Laurel to the Baltimore Sun for spotlighting abuse and street sales of buprenorphine, a widely hailed prescription drug for treating opiate addiction, in a series of well-reported articles published late last year. And a mini-dart to the same series for ultimately failing to put the “bupe” problem in proper context (see Editor’s Note, page 9).
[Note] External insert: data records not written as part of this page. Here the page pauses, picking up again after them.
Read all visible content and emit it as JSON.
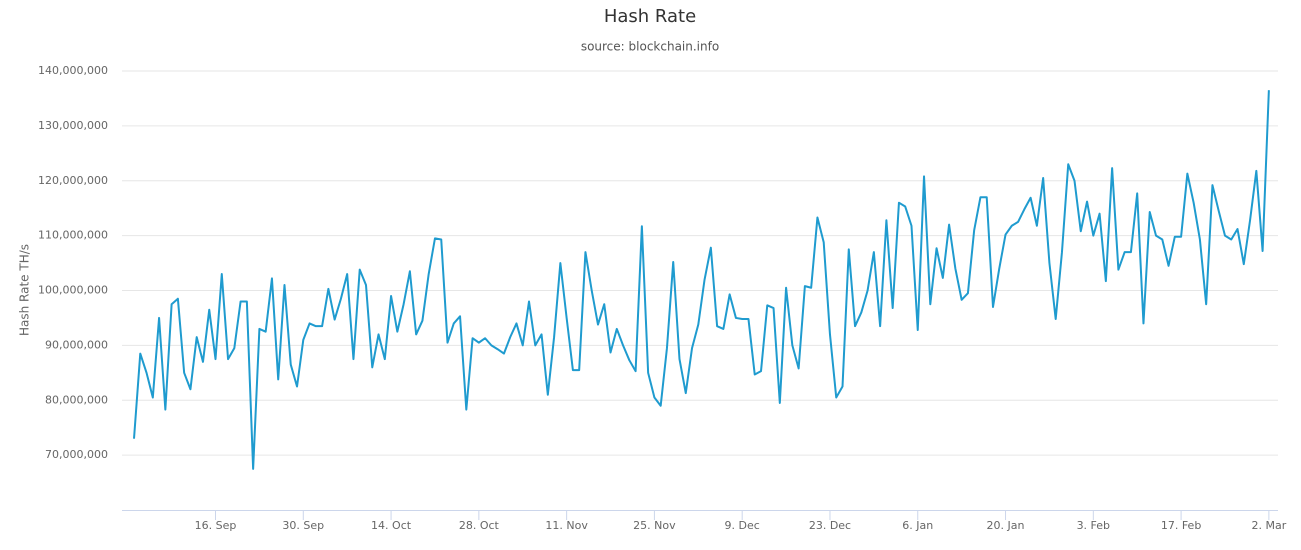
{
  "chart_data": {
    "type": "line",
    "title": "Hash Rate",
    "subtitle": "source: blockchain.info",
    "y_label": "Hash Rate TH/s",
    "color": "#1f9bcf",
    "grid": true,
    "categories": [
      null,
      null,
      null,
      null,
      null,
      null,
      null,
      null,
      null,
      null,
      null,
      null,
      null,
      "16. Sep",
      null,
      null,
      null,
      null,
      null,
      null,
      null,
      null,
      null,
      null,
      null,
      null,
      null,
      "30. Sep",
      null,
      null,
      null,
      null,
      null,
      null,
      null,
      null,
      null,
      null,
      null,
      null,
      null,
      "14. Oct",
      null,
      null,
      null,
      null,
      null,
      null,
      null,
      null,
      null,
      null,
      null,
      null,
      null,
      "28. Oct",
      null,
      null,
      null,
      null,
      null,
      null,
      null,
      null,
      null,
      null,
      null,
      null,
      null,
      "11. Nov",
      null,
      null,
      null,
      null,
      null,
      null,
      null,
      null,
      null,
      null,
      null,
      null,
      null,
      "25. Nov",
      null,
      null,
      null,
      null,
      null,
      null,
      null,
      null,
      null,
      null,
      null,
      null,
      null,
      "9. Dec",
      null,
      null,
      null,
      null,
      null,
      null,
      null,
      null,
      null,
      null,
      null,
      null,
      null,
      "23. Dec",
      null,
      null,
      null,
      null,
      null,
      null,
      null,
      null,
      null,
      null,
      null,
      null,
      null,
      "6. Jan",
      null,
      null,
      null,
      null,
      null,
      null,
      null,
      null,
      null,
      null,
      null,
      null,
      null,
      "20. Jan",
      null,
      null,
      null,
      null,
      null,
      null,
      null,
      null,
      null,
      null,
      null,
      null,
      null,
      "3. Feb",
      null,
      null,
      null,
      null,
      null,
      null,
      null,
      null,
      null,
      null,
      null,
      null,
      null,
      "17. Feb",
      null,
      null,
      null,
      null,
      null,
      null,
      null,
      null,
      null,
      null,
      null,
      null,
      null,
      "2. Mar"
    ],
    "values": [
      73000000,
      88500000,
      85000000,
      80500000,
      95000000,
      78300000,
      97500000,
      98500000,
      85000000,
      82000000,
      91500000,
      87000000,
      96500000,
      87500000,
      103000000,
      87500000,
      89500000,
      98000000,
      98000000,
      67500000,
      93000000,
      92500000,
      102200000,
      83800000,
      101000000,
      86500000,
      82500000,
      91000000,
      94000000,
      93500000,
      93500000,
      100300000,
      94700000,
      98500000,
      103000000,
      87500000,
      103800000,
      101000000,
      86000000,
      92000000,
      87500000,
      99000000,
      92500000,
      97500000,
      103500000,
      92000000,
      94500000,
      103000000,
      109500000,
      109300000,
      90500000,
      94000000,
      95300000,
      78300000,
      91300000,
      90500000,
      91300000,
      90000000,
      89300000,
      88500000,
      91500000,
      94000000,
      90000000,
      98000000,
      90000000,
      92000000,
      81000000,
      91500000,
      105000000,
      95000000,
      85500000,
      85500000,
      107000000,
      100000000,
      93800000,
      97500000,
      88700000,
      93000000,
      90000000,
      87300000,
      85300000,
      111700000,
      85000000,
      80500000,
      79000000,
      89500000,
      105200000,
      87500000,
      81300000,
      89500000,
      93800000,
      102000000,
      107800000,
      93500000,
      93000000,
      99300000,
      95000000,
      94800000,
      94800000,
      84700000,
      85300000,
      97300000,
      96800000,
      79500000,
      100500000,
      90000000,
      85800000,
      100800000,
      100500000,
      113300000,
      108800000,
      92000000,
      80500000,
      82500000,
      107500000,
      93500000,
      96000000,
      100000000,
      107000000,
      93500000,
      112800000,
      96800000,
      116000000,
      115300000,
      111800000,
      92800000,
      120800000,
      97500000,
      107700000,
      102300000,
      112000000,
      104000000,
      98300000,
      99500000,
      111000000,
      117000000,
      117000000,
      97000000,
      104000000,
      110200000,
      111800000,
      112500000,
      114800000,
      116900000,
      111800000,
      120500000,
      105000000,
      94800000,
      107000000,
      123000000,
      120000000,
      110800000,
      116200000,
      110000000,
      114000000,
      101700000,
      122300000,
      103800000,
      107000000,
      107000000,
      117700000,
      94000000,
      114300000,
      110000000,
      109300000,
      104500000,
      109800000,
      109800000,
      121300000,
      116000000,
      109300000,
      97500000,
      119200000,
      114500000,
      110000000,
      109300000,
      111200000,
      104800000,
      112800000,
      121800000,
      107200000,
      136500000
    ],
    "ylim": [
      60000000,
      140000000
    ],
    "yticks": [
      {
        "value": 70000000,
        "label": "70,000,000"
      },
      {
        "value": 80000000,
        "label": "80,000,000"
      },
      {
        "value": 90000000,
        "label": "90,000,000"
      },
      {
        "value": 100000000,
        "label": "100,000,000"
      },
      {
        "value": 110000000,
        "label": "110,000,000"
      },
      {
        "value": 120000000,
        "label": "120,000,000"
      },
      {
        "value": 130000000,
        "label": "130,000,000"
      },
      {
        "value": 140000000,
        "label": "140,000,000"
      }
    ]
  }
}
As the Sun explained, bupe is a significant advance over methadone, the long-dominant treatment for heroin and painkiller addiction. Methadone provides a stronger high than bupe and can be fatal in an overdose. Suboxone, an FDA-approved form of buprenorphine, forestalls euphoria past a certain dosage and contains an agent, naloxone, intended to trigger withdrawal symptoms when crushed and injected. Most coverage of buprenorphine has touted the drug’s resistance to abuse and its proven effectiveness in combating addiction. The Sun’s three-part series and follow-up articles brought important balance to the bupe story by vigorously raising the issue of street sales and the specter of addicts using “street chemistry” to subvert naloxone to achieve an opiate high.

Reporters Doug Donovan, Fred Schulte, and Erika Niedowski hit the streets to document abuse and diversion in West Baltimore, New England, and France. They discovered that little data exist on bupe’s role in overdose deaths because many medical examiners have no way to detect traces of the drug. The street reporting was the story’s strength. Much of the enthusiasm over buprenorphine is based on its success in research settings, but the reporters searched out patients, doctors, and medical examiners to chronicle its effects in the real world.